7. Channel capacity, including the number of channels and the suspension capacity of the channel to the ground and the inter-channel isolation ability.

Number of channels you need depends on your application, for economical fault search application, usually need is double-channel oscillograph, however, the relationship of the requirements to observe several analog signals, will need a 4 channel oscilloscope, a lot of work in analog and digital two kinds of signal systems engineers can choose mixed signal oscilloscope (the oledata.mso), it will be logic analyzer channel count and triggered abilities associated with the comprehensive to have higher resolution time of oscilloscope display in a single instrument. If you measure three-phase electricity, silicon controlled rectifier active device or circuit, there is no absolute zero point between two ends, known as the floating signal, this time from the operating safety and precision, should choose the isolation channel oscilloscope; If the time sequence and phase shift of multi-channel are compared, two channels and above oscilloscope should be selected, and the isolation between channels is more important.

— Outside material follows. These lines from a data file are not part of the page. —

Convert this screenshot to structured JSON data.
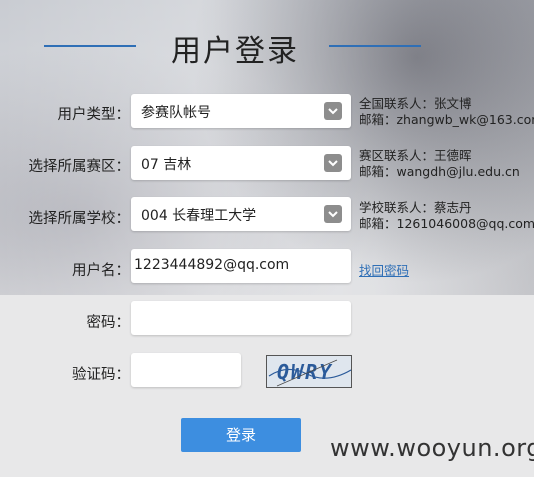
{
  "page": {
    "title": "用户登录"
  },
  "form": {
    "user_type": {
      "label": "用户类型：",
      "value": "参赛队帐号"
    },
    "region": {
      "label": "选择所属赛区：",
      "value": "07 吉林"
    },
    "school": {
      "label": "选择所属学校：",
      "value": "004 长春理工大学"
    },
    "username": {
      "label": "用户名：",
      "value": "1223444892@qq.com"
    },
    "password": {
      "label": "密码：",
      "value": ""
    },
    "captcha": {
      "label": "验证码：",
      "value": "",
      "image_text": "QWRY"
    },
    "login_label": "登录"
  },
  "contacts": {
    "national": {
      "line1": "全国联系人：张文博",
      "line2": "邮箱：zhangwb_wk@163.com"
    },
    "region": {
      "line1": "赛区联系人：王德晖",
      "line2": "邮箱：wangdh@jlu.edu.cn"
    },
    "school": {
      "line1": "学校联系人：蔡志丹",
      "line2": "邮箱：1261046008@qq.com"
    }
  },
  "recover_password": "找回密码",
  "watermark": "www.wooyun.org",
  "colors": {
    "accent": "#3d8ee0",
    "link": "#2f6fb6"
  }
}
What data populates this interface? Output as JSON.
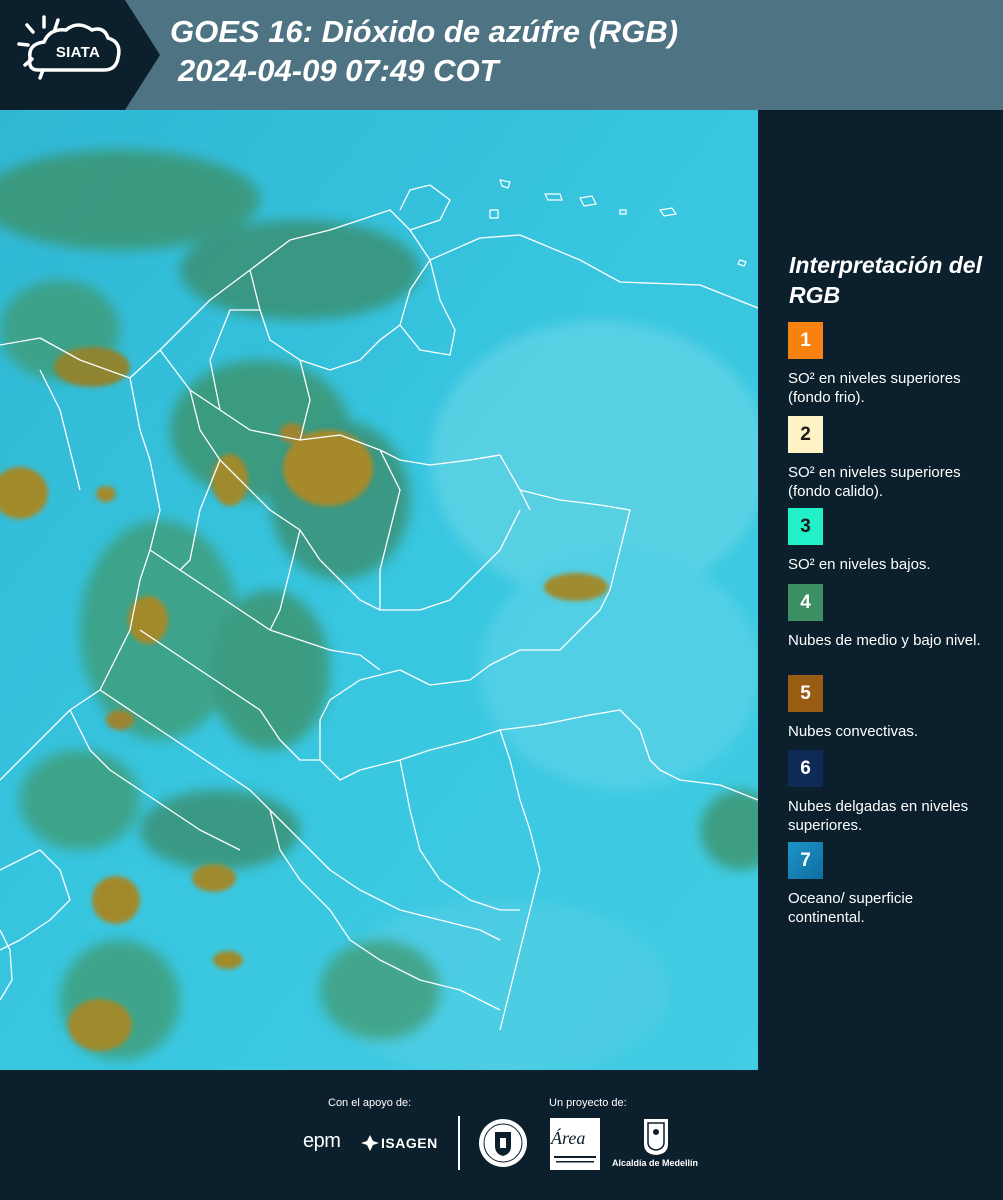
{
  "header": {
    "logo_text": "SIATA",
    "title_line1": "GOES 16: Dióxido de azúfre (RGB)",
    "title_line2": "2024-04-09 07:49 COT",
    "bg_color": "#4e7383"
  },
  "legend": {
    "title": "Interpretación del RGB",
    "items": [
      {
        "number": "1",
        "color": "#f7820f",
        "text_color": "#ffffff",
        "description": "SO² en niveles superiores (fondo frio)."
      },
      {
        "number": "2",
        "color": "#fdf3c4",
        "text_color": "#1a1a1a",
        "description": "SO² en niveles superiores (fondo calido)."
      },
      {
        "number": "3",
        "color": "#21f0c8",
        "text_color": "#1a1a1a",
        "description": "SO² en niveles bajos."
      },
      {
        "number": "4",
        "color": "#3d8f64",
        "text_color": "#ffffff",
        "description": "Nubes de medio y bajo nivel."
      },
      {
        "number": "5",
        "color": "#9a5c12",
        "text_color": "#ffffff",
        "description": "Nubes convectivas."
      },
      {
        "number": "6",
        "color": "#0e2b56",
        "text_color": "#ffffff",
        "description": "Nubes delgadas en niveles superiores."
      },
      {
        "number": "7",
        "color": "#1d93c8",
        "text_color": "#ffffff",
        "description": "Oceano/ superficie continental."
      }
    ]
  },
  "map": {
    "ocean_color": "#34c4df",
    "cloud_color": "#3d8f64",
    "convective_color": "#9a7a2a",
    "border_color": "#ffffff"
  },
  "footer": {
    "support_label": "Con el apoyo de:",
    "project_label": "Un proyecto de:",
    "epm_text": "epm",
    "isagen_text": "ISAGEN",
    "area_text": "Área",
    "alcaldia_text": "Alcaldía de Medellín"
  }
}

8. Capture of abnormal phenomena.

The three main factors affect the oscilloscope's ability to display the unknown and complex signals encountered in daily testing and debugging: screen refresh rate, waveform capture mode and trigger capability. Waveform capture modes include: sampling mode, peak detection mode, high resolution mode, envelope mode, average mode, etc. Screen refresh rate refers to how fast the oscilloscope reacts to signal and control changes, and peak detection helps to capture the peak of fast signals in slower signals.

9. Performance and index of oscilloscope.

There are many indicators of oscilloscope: vertical sensitivity, scanning speed, vertical precision, time base, vertical resolution, etc. The performance of oscilloscope depends on quality, stability and calibration service.

10. The analysis function will help you get twice the result.

The greatest advantage of digital oscilloscopes is that they can be measured by the data they can get, and the various analysis functions can be realized by pressing the button. Although the function of the available varies between manufacturer and model, but they typically include frequency, rise time, pulse width measurement, such as some oscilloscope also provides many analysis module, cases of FFT, power analysis, advanced mathematics, and exceptional functions.

11. Corresponding accessory and probe.

Easy to forget that when fitted with a probe, it will become a part of the whole test circuit, the probe will cause resistive, capacitive and inductive loads, oscilloscope brings out the measured object with different measurement results. Therefore, a corresponding probe is provided for different applications, and then one of them is selected to minimize the load effect, so that the signal can get the most accurate recurrence. Because of the development of SMT components, connections are more difficult, and different attachments are used to meet special needs.

12. Operating performance of oscilloscope.

Obviously, if you can't access to a variety of functions, or to spend a lot of time to learn them, so your oscilloscope will be of little value, proper training and Chinese operating interface makes you break through barriers to use.

13. Data management and communication capacity of oscilloscope.

The analysis of the measurement results is very important. It is increasingly important to conveniently save and share information and measurement results in high-speed communication networks.

The interconnectedness of the oscilloscope provides advanced analytical capability for results and simplifies the archiving and sharing of results. The oscilloscope provides a series of functions and control modes through various interfaces (Pass/Fail, rs-232, USB or Ethernet) and network communication mode.